Trashy silliness you may find hard to tolerate, but important nonetheless
There’s no point beating about the bush. Basket Case is dreadful. Clumsy, clunky and it looks terrible. The effects are dated, the acting woeful and the plot ridiculous. Yet somehow Frank Henenlotter’s film has an irresistible sense of humour. Any fan of horror should see it at least once. It might be rough around the edges, but it’s a testament to a certain kind of film from a certain kind of filmmaker at a certain kind of time.
It’s like an ugly cousin of Sam Raimi’s The Evil Dead or, even more so, John Carpenter’s Dark Star. No money, but bags of ambition and the result is as honest and raw as any studio funded flick could hope to be. Still, Basket Case lacks the pure talent of Raimi or Carpenter that could have helped it gain more than the most cult of cult followings. Perhaps unintentional, but in retrospect it does give us an insight into an old New York. It was a very different place, where the cheapest films were made with barely any intention of them being seen. They were made by people Hollywood would reject out of hand and those people had a great time making them, which comes through. Somehow Basket Case captured the imagination amongst all the skin flicks and exploitation.

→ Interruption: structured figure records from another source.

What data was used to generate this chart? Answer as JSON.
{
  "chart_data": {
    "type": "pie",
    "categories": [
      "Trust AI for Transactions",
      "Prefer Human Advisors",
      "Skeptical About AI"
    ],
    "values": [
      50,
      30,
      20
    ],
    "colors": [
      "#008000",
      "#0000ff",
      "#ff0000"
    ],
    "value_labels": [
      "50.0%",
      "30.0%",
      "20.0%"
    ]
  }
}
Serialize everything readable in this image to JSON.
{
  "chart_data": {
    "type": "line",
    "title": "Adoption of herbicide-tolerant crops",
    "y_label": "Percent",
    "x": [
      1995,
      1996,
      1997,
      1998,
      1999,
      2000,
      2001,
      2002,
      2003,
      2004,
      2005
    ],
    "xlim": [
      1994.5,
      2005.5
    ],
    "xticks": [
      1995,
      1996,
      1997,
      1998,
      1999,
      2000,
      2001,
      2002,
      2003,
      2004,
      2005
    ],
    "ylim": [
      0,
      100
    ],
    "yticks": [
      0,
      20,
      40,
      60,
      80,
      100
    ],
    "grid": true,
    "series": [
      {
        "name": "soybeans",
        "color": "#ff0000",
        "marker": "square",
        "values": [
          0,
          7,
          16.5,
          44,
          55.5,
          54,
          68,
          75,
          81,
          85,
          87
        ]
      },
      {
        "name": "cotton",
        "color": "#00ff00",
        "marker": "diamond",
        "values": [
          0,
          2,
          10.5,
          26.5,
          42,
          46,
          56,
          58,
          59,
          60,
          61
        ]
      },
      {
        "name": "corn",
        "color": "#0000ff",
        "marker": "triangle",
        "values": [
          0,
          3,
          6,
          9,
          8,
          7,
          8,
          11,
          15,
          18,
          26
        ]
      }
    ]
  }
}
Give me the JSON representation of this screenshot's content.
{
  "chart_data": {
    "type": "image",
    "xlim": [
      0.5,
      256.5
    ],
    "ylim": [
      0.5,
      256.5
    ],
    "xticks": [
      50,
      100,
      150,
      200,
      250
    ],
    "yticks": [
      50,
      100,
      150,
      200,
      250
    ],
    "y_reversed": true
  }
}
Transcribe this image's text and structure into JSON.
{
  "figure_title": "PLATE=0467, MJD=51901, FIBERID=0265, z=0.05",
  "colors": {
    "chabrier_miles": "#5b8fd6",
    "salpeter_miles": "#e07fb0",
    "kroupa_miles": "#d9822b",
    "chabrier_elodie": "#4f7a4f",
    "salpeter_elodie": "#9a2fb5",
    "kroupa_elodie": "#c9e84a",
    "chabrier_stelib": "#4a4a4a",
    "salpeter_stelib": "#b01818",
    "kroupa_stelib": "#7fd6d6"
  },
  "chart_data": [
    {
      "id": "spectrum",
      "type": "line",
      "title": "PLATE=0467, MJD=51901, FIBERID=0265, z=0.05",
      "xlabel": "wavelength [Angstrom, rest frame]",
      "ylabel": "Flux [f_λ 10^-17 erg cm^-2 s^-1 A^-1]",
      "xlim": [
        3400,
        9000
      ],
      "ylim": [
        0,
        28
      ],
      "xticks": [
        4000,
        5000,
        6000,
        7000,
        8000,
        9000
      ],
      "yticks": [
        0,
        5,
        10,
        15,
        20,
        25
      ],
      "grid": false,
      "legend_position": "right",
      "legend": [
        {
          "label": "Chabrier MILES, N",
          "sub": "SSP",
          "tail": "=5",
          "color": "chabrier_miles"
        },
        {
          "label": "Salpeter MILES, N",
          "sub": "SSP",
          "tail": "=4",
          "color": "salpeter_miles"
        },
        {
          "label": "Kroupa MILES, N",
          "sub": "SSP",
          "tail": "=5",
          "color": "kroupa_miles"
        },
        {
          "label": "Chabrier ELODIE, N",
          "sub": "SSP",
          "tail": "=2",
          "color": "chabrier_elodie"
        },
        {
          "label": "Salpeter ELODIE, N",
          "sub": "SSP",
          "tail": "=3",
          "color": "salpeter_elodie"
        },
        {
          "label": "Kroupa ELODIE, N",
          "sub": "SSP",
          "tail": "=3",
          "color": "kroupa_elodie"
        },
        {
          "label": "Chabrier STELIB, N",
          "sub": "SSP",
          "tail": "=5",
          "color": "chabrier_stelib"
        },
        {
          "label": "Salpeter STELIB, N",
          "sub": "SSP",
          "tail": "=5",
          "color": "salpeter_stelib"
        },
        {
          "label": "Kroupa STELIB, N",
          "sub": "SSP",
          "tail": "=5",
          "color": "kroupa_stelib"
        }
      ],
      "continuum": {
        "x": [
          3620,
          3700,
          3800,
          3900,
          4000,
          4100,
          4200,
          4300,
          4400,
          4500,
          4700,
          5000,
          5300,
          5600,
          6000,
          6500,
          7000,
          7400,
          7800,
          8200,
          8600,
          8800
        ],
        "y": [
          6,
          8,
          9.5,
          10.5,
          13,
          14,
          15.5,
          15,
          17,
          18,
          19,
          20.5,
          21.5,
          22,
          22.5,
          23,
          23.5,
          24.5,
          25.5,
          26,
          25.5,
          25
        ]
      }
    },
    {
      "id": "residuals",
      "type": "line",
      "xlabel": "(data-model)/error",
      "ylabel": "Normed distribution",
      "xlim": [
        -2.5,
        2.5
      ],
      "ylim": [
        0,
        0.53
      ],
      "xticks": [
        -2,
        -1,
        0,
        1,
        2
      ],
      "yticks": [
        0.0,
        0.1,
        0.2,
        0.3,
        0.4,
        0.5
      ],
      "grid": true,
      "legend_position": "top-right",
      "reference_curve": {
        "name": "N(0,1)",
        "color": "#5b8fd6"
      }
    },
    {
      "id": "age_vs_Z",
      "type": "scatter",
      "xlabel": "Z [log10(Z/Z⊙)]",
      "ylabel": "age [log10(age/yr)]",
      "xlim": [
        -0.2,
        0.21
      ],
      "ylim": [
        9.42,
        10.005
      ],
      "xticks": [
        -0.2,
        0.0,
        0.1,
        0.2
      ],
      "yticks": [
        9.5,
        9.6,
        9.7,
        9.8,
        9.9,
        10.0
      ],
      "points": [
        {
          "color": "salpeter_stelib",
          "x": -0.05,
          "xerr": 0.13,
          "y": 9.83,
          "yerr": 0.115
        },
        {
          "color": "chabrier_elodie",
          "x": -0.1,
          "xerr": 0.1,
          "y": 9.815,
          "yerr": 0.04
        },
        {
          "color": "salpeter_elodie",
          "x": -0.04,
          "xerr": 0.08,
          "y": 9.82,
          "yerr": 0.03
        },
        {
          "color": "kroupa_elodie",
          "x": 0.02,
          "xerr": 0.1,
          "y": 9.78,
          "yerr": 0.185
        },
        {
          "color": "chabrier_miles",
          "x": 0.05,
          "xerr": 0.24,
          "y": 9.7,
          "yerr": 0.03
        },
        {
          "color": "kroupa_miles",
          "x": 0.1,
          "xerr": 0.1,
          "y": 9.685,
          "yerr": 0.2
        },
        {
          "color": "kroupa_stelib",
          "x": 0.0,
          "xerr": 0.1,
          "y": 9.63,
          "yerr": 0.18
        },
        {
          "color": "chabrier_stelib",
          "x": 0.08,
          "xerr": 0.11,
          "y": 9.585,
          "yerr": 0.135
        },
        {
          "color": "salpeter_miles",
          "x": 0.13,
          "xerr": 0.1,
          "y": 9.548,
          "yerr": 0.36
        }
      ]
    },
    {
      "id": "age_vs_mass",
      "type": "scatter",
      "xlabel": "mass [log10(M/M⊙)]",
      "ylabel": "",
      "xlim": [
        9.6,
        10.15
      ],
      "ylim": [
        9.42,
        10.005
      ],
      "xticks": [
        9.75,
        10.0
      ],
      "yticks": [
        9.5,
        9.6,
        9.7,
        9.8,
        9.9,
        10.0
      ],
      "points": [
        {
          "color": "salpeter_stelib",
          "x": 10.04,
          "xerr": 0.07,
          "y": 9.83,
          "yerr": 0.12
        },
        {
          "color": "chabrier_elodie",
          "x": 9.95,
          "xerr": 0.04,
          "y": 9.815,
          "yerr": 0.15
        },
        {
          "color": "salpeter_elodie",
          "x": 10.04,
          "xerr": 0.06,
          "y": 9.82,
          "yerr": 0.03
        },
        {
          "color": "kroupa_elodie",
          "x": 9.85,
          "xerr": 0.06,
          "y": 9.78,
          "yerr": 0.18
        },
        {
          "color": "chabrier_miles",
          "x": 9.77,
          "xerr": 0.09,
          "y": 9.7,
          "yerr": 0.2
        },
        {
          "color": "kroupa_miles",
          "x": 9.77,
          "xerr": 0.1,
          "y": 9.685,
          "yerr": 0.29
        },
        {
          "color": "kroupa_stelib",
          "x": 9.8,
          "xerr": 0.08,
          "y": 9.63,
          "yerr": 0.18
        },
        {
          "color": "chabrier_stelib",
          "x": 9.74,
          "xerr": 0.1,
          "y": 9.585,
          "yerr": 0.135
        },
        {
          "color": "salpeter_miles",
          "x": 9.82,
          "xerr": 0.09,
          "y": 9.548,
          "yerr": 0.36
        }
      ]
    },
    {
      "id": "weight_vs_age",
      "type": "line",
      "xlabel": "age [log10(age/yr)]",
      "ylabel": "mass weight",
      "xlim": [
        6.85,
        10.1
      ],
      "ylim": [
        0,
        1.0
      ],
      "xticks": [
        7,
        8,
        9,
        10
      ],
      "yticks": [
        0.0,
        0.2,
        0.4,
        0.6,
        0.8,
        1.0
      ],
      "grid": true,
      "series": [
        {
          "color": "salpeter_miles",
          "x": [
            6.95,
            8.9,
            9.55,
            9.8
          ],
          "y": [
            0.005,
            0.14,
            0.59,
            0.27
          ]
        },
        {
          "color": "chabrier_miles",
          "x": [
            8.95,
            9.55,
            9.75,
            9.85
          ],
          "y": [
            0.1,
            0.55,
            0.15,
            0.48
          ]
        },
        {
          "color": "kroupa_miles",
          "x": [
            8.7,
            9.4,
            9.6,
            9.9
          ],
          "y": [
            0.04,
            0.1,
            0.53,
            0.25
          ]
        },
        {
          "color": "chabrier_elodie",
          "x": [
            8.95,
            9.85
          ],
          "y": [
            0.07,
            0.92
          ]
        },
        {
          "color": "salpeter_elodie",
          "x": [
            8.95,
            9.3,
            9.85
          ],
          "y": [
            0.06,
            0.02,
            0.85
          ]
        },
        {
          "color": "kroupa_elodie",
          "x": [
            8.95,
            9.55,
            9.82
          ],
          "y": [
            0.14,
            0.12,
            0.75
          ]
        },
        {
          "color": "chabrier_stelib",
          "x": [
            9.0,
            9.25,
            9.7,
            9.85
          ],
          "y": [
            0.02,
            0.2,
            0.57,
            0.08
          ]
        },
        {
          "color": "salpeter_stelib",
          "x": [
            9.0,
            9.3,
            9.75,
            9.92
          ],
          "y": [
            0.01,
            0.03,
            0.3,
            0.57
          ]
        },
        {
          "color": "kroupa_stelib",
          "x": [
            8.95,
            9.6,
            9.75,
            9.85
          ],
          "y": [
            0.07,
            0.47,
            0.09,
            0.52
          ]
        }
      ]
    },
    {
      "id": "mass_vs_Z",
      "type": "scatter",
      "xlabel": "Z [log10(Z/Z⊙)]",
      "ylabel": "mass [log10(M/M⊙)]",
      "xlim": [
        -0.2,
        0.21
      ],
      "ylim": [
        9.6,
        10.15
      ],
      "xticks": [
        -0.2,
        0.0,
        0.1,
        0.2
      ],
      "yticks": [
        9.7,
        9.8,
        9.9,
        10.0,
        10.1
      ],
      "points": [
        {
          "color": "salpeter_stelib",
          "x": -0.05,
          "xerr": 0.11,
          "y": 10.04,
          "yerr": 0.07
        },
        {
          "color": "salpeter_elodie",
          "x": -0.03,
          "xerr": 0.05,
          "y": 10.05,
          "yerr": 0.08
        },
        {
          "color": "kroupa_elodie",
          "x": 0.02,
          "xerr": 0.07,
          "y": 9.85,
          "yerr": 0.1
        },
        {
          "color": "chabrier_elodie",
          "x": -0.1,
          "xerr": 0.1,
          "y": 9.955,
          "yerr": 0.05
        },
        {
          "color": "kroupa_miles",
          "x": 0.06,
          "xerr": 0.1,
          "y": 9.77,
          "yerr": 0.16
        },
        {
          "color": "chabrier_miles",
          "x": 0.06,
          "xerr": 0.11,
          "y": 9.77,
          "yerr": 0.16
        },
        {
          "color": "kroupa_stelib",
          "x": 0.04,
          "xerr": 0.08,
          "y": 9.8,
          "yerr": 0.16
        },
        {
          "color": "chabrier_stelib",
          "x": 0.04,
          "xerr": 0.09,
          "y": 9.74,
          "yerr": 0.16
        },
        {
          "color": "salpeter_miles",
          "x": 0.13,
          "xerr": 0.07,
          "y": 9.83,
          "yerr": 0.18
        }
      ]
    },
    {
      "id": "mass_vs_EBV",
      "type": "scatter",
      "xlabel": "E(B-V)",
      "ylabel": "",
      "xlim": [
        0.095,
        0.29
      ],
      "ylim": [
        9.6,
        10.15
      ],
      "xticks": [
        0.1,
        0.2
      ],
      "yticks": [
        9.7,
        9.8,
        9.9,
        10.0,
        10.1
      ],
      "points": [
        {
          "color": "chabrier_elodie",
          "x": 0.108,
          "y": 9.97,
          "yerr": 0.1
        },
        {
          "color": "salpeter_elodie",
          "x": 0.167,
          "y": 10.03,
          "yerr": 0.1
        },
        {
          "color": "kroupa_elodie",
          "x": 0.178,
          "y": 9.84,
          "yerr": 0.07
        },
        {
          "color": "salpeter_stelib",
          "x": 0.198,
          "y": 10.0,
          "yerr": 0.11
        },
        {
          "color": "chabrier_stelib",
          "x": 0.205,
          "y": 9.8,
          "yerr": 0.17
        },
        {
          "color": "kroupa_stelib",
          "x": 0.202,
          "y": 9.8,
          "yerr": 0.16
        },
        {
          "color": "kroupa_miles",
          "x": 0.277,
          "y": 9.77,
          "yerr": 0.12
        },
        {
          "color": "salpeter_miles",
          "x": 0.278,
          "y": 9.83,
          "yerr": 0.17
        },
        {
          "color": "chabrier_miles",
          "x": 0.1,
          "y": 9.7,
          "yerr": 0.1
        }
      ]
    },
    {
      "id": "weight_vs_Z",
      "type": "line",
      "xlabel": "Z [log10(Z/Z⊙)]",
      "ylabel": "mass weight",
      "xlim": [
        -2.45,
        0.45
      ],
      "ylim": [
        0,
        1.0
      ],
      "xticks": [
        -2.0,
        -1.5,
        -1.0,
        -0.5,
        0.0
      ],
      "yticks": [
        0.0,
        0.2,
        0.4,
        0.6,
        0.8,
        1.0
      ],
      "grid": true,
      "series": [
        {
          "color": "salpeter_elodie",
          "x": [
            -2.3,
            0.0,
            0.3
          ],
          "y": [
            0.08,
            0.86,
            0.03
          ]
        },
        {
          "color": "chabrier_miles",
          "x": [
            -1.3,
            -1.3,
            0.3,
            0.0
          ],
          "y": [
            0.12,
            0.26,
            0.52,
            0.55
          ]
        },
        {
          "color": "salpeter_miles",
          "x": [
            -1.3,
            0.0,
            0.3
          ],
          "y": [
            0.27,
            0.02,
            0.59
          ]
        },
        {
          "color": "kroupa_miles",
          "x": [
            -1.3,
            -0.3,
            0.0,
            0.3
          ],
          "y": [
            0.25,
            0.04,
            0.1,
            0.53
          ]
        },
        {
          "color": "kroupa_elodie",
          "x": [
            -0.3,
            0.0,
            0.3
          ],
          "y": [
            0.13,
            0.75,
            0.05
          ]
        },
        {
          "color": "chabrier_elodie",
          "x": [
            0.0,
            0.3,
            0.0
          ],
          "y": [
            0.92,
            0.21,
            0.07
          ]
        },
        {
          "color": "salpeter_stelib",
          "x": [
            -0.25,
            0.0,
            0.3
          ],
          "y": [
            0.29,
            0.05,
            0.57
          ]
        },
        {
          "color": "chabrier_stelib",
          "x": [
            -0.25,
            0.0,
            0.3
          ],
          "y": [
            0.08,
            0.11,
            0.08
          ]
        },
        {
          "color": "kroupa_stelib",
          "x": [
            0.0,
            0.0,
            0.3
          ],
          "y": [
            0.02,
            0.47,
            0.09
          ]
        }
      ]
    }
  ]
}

Maybe that’s down to lead Kevin Van Hentenryck who has an endearingly dopey demeanour and a strangely touching relationship with his plasticine brother who lives in a box. The plot is a typical slasher as they hunt down the medical team that seperated them and, to its credit, the last act has an inventive sting, a clever and memorable little psychological twist.
The film’s unexpected popularity was enough to warrant Basket Case 2. It looks and sounds better at least, but that’s damning with faint praise. More credit is deserved for fully embracing the ridiculous comedy of it all. The make-up effects are somewhat improved, but there’s a clear love for the original that means they stay cheap and silly for the most part. They lose the identity of the city and replace it with a plot that will make your jaw drop at the sheer unbridled craziness. It can’t be ignored and it is intentionally hilarious. As with the first film, there appears to be an effort to up the ante for the finale. The sex scenes are going to be hard to forget, not to mention a sick little pregnancy joke. It’s certainly the best film of the trilogy.
And so we come to Basket Case 3. I have no words for this. The first film was easy to defend, its sequel has value for the sheer bonkers let’s-just-go-for-it attitude, but this one was a step too far. It’s somehow turned into a low budget X-Men, with all the freaks in a home for the gifted. It just doesn’t work.
Whatever you think of the films, this is an awesome set. It’s a tribute to a genre that just wants to have fun. Disgusting, but fun.
There is fantastic value in the extras. Frank Henenlotter sets the tone in his Introduction (2m) to Basket Case, laughing at the idea of his 16mm film getting a Blu-Ray release! Instead of trying to make it into something it isn’t, he set it back to the original aspect ration of 4:3 and tweaked the grain. This is as good as it’s going to look, but more importantly, exactly as it looked when it was originally released.
Same goes for audio. It’s stereo and nothing special. No subtitles are included.
The meat of the extras is the documentary: What’s In The Basket (78m) – Henenlotter has a lot of affection for the films, especially as he never intended for it to be seen and set out to make the “stupidest film ever”. And it’s a fascinating insight to New York exploitation films of the time. Films that made Basket Case look good and explain its success.
Video game players of a certain age will remember how the boxes had incredible artwork that would be nothing like the simple 8-bit graphics you’d actually see on screen. In Grizzly Graham Humphreys (19m) we meet the cheerful British poster artist who would do the same thing in film. It’s his wonderful lurid art that graces the cover of the Blu-Ray, but you’ll more than likely have seen his stuff before. Hammer, Evil Dead, Nightmare on Elm Street, etc, especially re-releases like this.
The original film is a tribute to old New York as much as anything else, so the In Search of Hotel Breslin is great fun with an insight into budget filmmaking. It even features a small argument of the kind you can only get with New Yorkers!
Finally there is one more hidden extra: Gabe’s Tour of Atlantic West Effects (7m), a brilliant look around an effects house. Well worth joining the gruesome tour for anyone interested in how the most disgusting effects are created and the host is reassuringly laid-back while handling very realistic looking corpses and guts.
There’s not much to recommend in the films themselves. The Basket Case trilogy has little rewatch value, but as a tribute to the trashy kind of films that would influence so much in the modern horror genre, it is a superb release.